Le conseguenze del Coronavirus sui polmoni
Secondo i riabilitatori di insufficienza respiratoria, tra le possibili conseguenze a lungo termine per i pazienti più gravi, colpiti da una grave polmonite, ci può essere la fibrosi polmonare. Con formazione di cicatrici permanenti ai polmoni. Inoltre i pazienti più gravi hanno difficoltà a respirare. Perché la malattia mette a dura prova la muscolatura respiratoria che si riduce. Si tratta di scenari evidenziati dalle prove di due lavori che si sono pubblicati sul New England Journal of Medicine.
Nel corso delle indagini si è analizzata un target di soggetti giovani (età mediana di 45 anni) con nessuna o solo una precedente comorbidità. Questi sono stati ricoverati in terapia intensiva per ARDS (Acute Respiratory Distress Syndrome). Ossia per una forma molto grave di compromissione polmonare. Con valori di ossigenazione critici che necessitano un lungo ricovero in terapia intensiva.
I pazienti si sono monitorati per circa cinque anni. Così si è notato che ad un anno di distanza malgrado alcuni miglioramenti non hanno recuperato la condizione di salute precedente. Nel test del cammino di 6 minuti non sono riusciti a percorrere i metri richiesti. Alcuni andavano in forte debito di ossigeno. Inoltre hanno risentito di debolezza e di affaticabilità.
Si teme che tali conseguenze ed altre più gravi possano colpire i malati Covid-19. La principale preoccupazione riguarda le complicanze a carico del polmone. I precedenti lavori scientifici mostrano il decorso in fibrosi polmonare in caso di polmonite virale MERS-CoV. Il rischio di un danno polmonare permanente si è riscontrato anche in alcuni pazienti Covid-19. Nei casi più gravi la TAC di controllo fatta in fase di ricovero ospedaliero ha mostrato un’evoluzione verso la fibrosi polmonare.
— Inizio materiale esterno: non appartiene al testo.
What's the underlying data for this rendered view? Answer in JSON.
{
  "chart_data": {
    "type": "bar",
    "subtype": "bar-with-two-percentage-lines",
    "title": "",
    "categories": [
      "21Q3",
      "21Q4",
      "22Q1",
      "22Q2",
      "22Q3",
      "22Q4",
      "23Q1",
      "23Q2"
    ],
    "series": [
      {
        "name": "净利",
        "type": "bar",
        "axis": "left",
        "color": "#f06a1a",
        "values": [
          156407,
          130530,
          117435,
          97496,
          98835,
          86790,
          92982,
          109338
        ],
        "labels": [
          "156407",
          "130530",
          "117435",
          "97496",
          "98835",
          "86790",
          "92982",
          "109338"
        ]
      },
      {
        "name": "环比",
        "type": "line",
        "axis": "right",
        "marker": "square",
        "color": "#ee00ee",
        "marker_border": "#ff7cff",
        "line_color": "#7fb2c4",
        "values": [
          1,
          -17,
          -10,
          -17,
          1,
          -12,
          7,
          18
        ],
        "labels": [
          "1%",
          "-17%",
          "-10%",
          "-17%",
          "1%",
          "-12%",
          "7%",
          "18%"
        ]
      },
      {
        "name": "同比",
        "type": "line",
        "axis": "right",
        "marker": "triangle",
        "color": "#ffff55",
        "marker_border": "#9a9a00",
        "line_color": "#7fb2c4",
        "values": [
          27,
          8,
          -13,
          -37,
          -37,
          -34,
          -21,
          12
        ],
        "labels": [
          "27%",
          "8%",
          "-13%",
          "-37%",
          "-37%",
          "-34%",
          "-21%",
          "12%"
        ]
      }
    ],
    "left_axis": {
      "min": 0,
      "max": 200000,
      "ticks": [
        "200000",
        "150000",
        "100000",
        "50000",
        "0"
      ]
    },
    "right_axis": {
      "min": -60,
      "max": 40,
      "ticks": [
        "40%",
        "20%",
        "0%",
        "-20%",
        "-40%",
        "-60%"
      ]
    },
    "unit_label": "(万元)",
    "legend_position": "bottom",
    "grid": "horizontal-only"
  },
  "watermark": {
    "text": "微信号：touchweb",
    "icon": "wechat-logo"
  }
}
Quindi potrebbe verificarsi come complicanza un danno polmonare permanente.
Possibili effetti sulla salute mentale dei pazienti Covid-19
Non si devono poi trascurare i probabili effetti di tipo emotivo. Ad esempio il disorientamento e la perdita di olfatto e di gusto, che possono perdurare dopo la guarigione. In base ad uno studio pubblicato su Lancet Psychiatry, i lunghi periodi trascorsi in terapia intensiva possono aumentare il rischio di: delirio, agitazione, confusione e problemi di salute mentale. Ma non è noto se la pandemia potrà influenzare a lungo termine la salute mentale dei pazienti più gravi.
In genere i pazienti con sintomi lievi non sono esposti a problemi mentali. Ma gli episodi di delirio e di confusione possono colpire i soggetti ospedalizzati. Come evidenziato da uno studio di Lancet Psichiatry. Un team di ricercatori ha riveduto 70 studi sul tema con circa 3500 pazienti colpiti dal SARS-CoV-2. Si è fatto un confronto tra il virus della SARS ed il virus della MERS. Questo studio, guidato da Jonathan Rogers, del Wellcome Turst presso la University College London, ha supposto un possibile impatto del Coronavirus sulla salute mentale.
Facendo un parallelo con quanto successo durante la SARS e la MERS, non si esclude che anche il Covid-19 esponga a: ansia, perdita di memoria, sintomi depressivi, stress post-traumatico. Gli esperti ipotizzano che il virus possa impattare sulla salute mentale. Potrebbe infettare il sistema nervoso centrale. Causando dei danni per la carenza di ossigeno subita. Ma il cervello potrebbe venir danneggiato anche dalla reazione immunitaria scatenata dal virus. Ma si tratta di studi nuovi che meritano ulteriori indagini. Per appurare il reale impatto a breve e lungo termine del SARS-Cov-2.